These pieces originally appeared as a weekly column entitled “Lessons” in The New York Times between 1999 and 2003.
[ THIS ARTICLE FIRST APPEARED IN THE NEW YORK TIMES ON APRIL 4, 2001 ]
A Passover Way to Teach
This Saturday, Jews will celebrate Passover with a ceremonial dinner called a Seder. Guided by a 2,000-year-old booklet, the Haggadah, participants tell the story of Moses and his followers’ escape from Egyptian slavery.
The Seder suggests that today’s educational debates are not new. Its account of ancient history begins only after the youngest participant poses four ritual questions. Answers contain yet more questions, describing four children who ask about the tradition in different ways.
Teachers have long debated if dialogue or lecture is more effective and how children with varied abilities and learning styles should be taught. The Haggadah includes a balance of approaches, in contrast to all-or- nothing stances common in education today.
As the Book of Proverbs suggests (22:6, “Train a child according to his way”), the Haggadah states and answers questions differently for children with different knowledge or attitudes. Each alternative refers to a separate Biblical mandate to teach children about the Israelites’ ancient liberation. Jewish tradition says that because God would not needlessly repeat it, the instruction recurs so that the story can be retold for each way of learning.
Today, similar concerns about standardized instruction take many forms. Advocates of smaller classes say they permit teachers to adapt strategies to individual needs. Proponents of higher standards say tracking systems undercut students’ potential by placing the less able in easier courses. And special educators debate whether pupils with disabilities benefit from inclusion in regular classes.
E. D. Hirsch, a professor at the University of Virginia, suggests that a standard curriculum for all children should be organized around the same core knowledge needed for citizenship. Some educators say, however, that there is too much in this corpus for children to absorb, so learning should be guided instead by pupils’ own questions.
Howard Gardner, a professor at Harvard, defines seven types of intelligence. Some students, Dr. Gardner says, are more skilled with language. Others are more logical or spatially perceptive. Some learn by physically acting out new skills. Others are better listeners. Some learn better in groups. Others are more introspective.
Controversies about teaching history now pit those who want students to develop extensive factual knowledge against those who think history can be better understood if students experience a few events in depth, imagining they themselves were making historic decisions. The Haggadah balances these views.
Like Professor Hirsch, the Passover pedagogy emphasizes a common tradition. But it also insists that it be taught in response to questions. Like Dr. Gardner, the Haggadah prescribes different teaching for those with different abilities. But it does not predict whether this assures that all participants gain comparable understanding or if, at the end of the process, differences will be as great as before.
And because ancient rabbis worried about holding children’s interest, the Seder’s lectures are interspersed with songs and games.

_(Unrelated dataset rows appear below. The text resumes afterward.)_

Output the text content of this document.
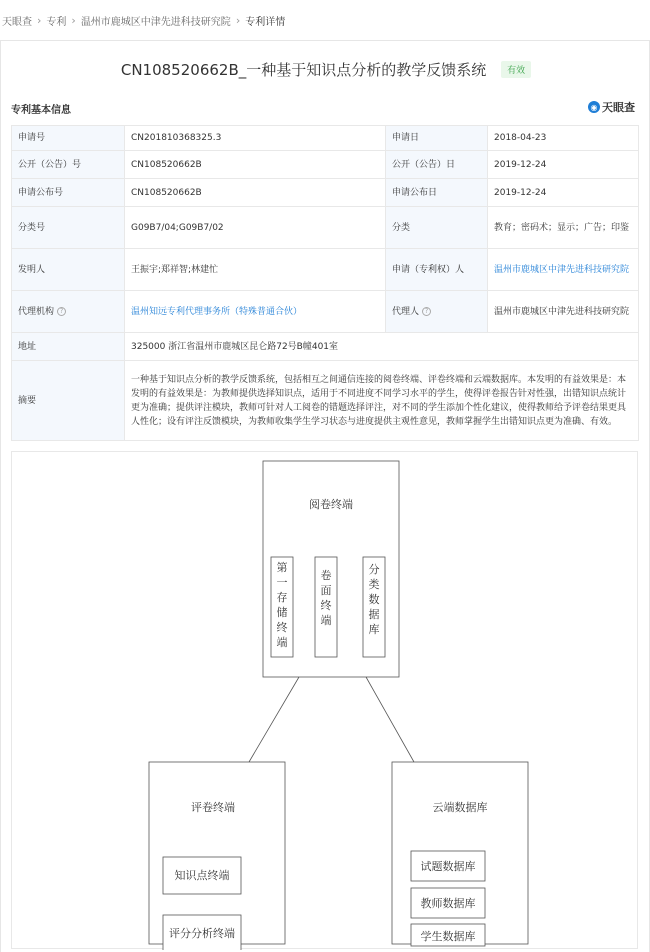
天眼查 › 专利 › 温州市鹿城区中津先进科技研究院 › 专利详情
CN108520662B_一种基于知识点分析的教学反馈系统 有效
专利基本信息	◉ 天眼查
申请号	CN201810368325.3	申请日	2018-04-23
公开（公告）号	CN108520662B	公开（公告）日	2019-12-24
申请公布号	CN108520662B	申请公布日	2019-12-24
分类号	G09B7/04;G09B7/02	分类	教育；密码术；显示；广告；印鉴
发明人	王振宇;郑祥智;林建忙	申请（专利权）人	温州市鹿城区中津先进科技研究院
代理机构 ?	温州知远专利代理事务所（特殊普通合伙）	代理人 ?	温州市鹿城区中津先进科技研究院
地址	325000 浙江省温州市鹿城区昆仑路72号B幢401室		
摘要	一种基于知识点分析的教学反馈系统，包括相互之间通信连接的阅卷终端、评卷终端和云端数据库。本发明的有益效果是：本发明的有益效果是：为教师提供选择知识点，适用于不同进度不同学习水平的学生，使得评卷报告针对性强，出错知识点统计更为准确；提供评注模块，教师可针对人工阅卷的错题选择评注，对不同的学生添加个性化建议，使得教师给予评卷结果更具人性化；设有评注反馈模块，为教师收集学生学习状态与进度提供主观性意见，教师掌握学生出错知识点更为准确、有效。		
阅卷终端
第一存储终端
卷面终端
分类数据库
评卷终端
知识点终端
评分分析终端
云端数据库
试题数据库
教师数据库
学生数据库
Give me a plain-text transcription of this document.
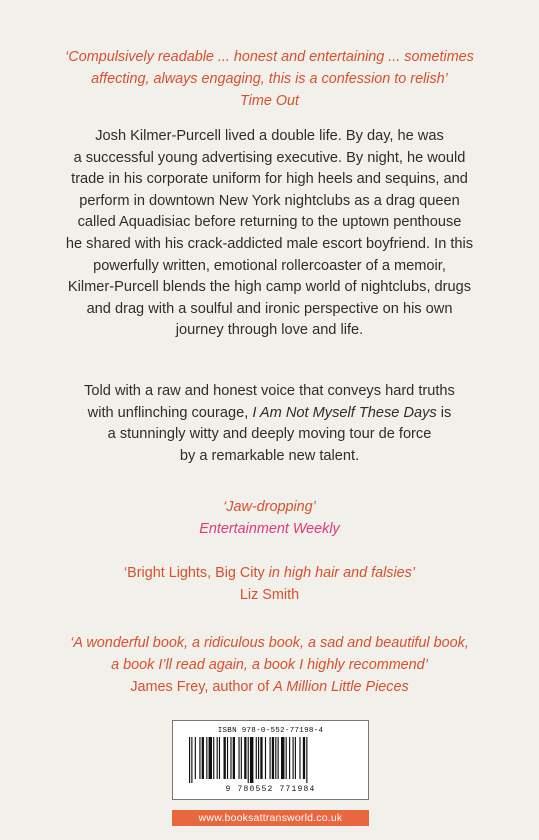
‘Compulsively readable ... honest and entertaining ... sometimes
affecting, always engaging, this is a confession to relish’
Time Out
Josh Kilmer-Purcell lived a double life. By day, he was
a successful young advertising executive. By night, he would
trade in his corporate uniform for high heels and sequins, and
perform in downtown New York nightclubs as a drag queen
called Aquadisiac before returning to the uptown penthouse
he shared with his crack-addicted male escort boyfriend. In this
powerfully written, emotional rollercoaster of a memoir,
Kilmer-Purcell blends the high camp world of nightclubs, drugs
and drag with a soulful and ironic perspective on his own
journey through love and life.
Told with a raw and honest voice that conveys hard truths
with unflinching courage, I Am Not Myself These Days is
a stunningly witty and deeply moving tour de force
by a remarkable new talent.
‘Jaw-dropping’
Entertainment Weekly
‘Bright Lights, Big City in high hair and falsies’
Liz Smith
‘A wonderful book, a ridiculous book, a sad and beautiful book,
a book I’ll read again, a book I highly recommend’
James Frey, author of A Million Little Pieces
ISBN 978-0-552-77198-4
9 780552 771984
www.booksattransworld.co.uk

The Haggadah invokes a first child who asks for detailed descriptions of laws Israelites must obey. The child is termed wise not only because he seeks detail, but also because he talks as if he himself had been liberated from slavery thousands of years before.
Then, the question is restated by a second child, one with an “attitude” who is defensive about being taught. The Haggadah calls this child wicked because he cannot picture himself as part of the Exodus. But he might better be described as self-centered and thus hard to educate. The Haggadah asks all participants to have historical imagination, pretending they themselves also wandered the desert.
This passage is particularly suggestive for Americans. Can an immigrant nation forge a definition of common citizenship without each participant coming to feel that “we” fought the Revolutionary War, “we” participated in the struggle to end slavery, or “we” liberated Europe from Nazism?
The Haggadah describes a third child who is simple and a fourth who does not even know how to ask. The simple child gets an answer without much detail. The last child is not ignored. Though no question was posed, instruction is still tried.
Secular educators today face issues of inquiry learning and curricular standardization that also concerned the ancients. The Talmud, a collection of Jewish laws developed more than 1,500 years ago, says the Seder cannot succeed unless children become curious enough to question it. And it adds, as in Proverbs, teaching should take place “in a manner appropriate to the understanding of the child.”
After so many years, educators still have not quite figured out how to do this.